The EyePrintPro software designs contact lenses from data points on the limbus, Sindt said.

“We move the optics around, shrink them, make them bigger, lift elevation points,” she said. “The back surface is defined with default clearances. These clearances were determined through clinical trial to accommodate dynamic adjustment.”

She received FDA approval for the lens, material, polymer, trays and software in May 2016.

She explained that the impression technology provides “true under-the-eyelid measurements in primary gaze, covering 26 mm of cornea. It can be done anywhere. The impression is 1 micron to 2 microns accurate; the scan is 6 microns to 7 microns accurate.
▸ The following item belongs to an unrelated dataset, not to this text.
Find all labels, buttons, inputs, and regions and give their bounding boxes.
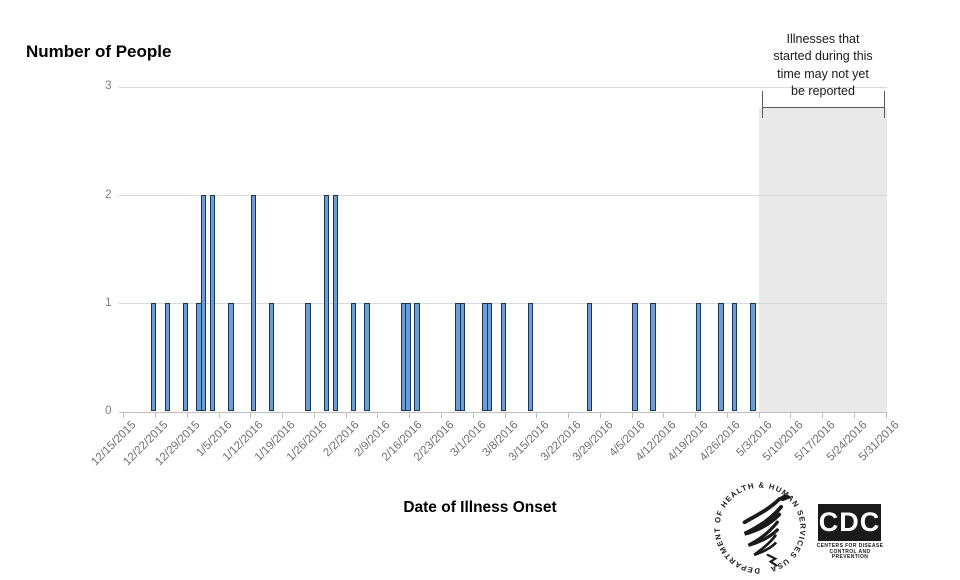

The impression data takes 5 to 10 million data points obtained from the EyePrint Process, but we only use 100,000 to 250,000 data points because, otherwise, it would take 10 hours to cut the lens on the lathe.”

Studies using optical coherence tomography measurements showed a 65.3% first lens success rate, Sindt said. “Seventy percent of revisions are only for a power change, and only 3% of eyes had issues with the lens.”

Any optics can be applied to the lens, she continued, and she is researching aligning higher-order aberrations onto the lens.

“This all started with a little girl that I couldn’t help,” Sindt said. “Now I have a patient with only one eye who is blind due to keratoconus. This is why I do it.” – by Nancy Hemphill, ELS, FAAO

Reference:

Davis R, et al. Evidence based eye care and clinical practice: A review of research in clinical practice. Presented at: Vision Expo East, New York. March 30-April 2.

Disclosure: Sindt is the president and owner of EyePrint Prosthetics.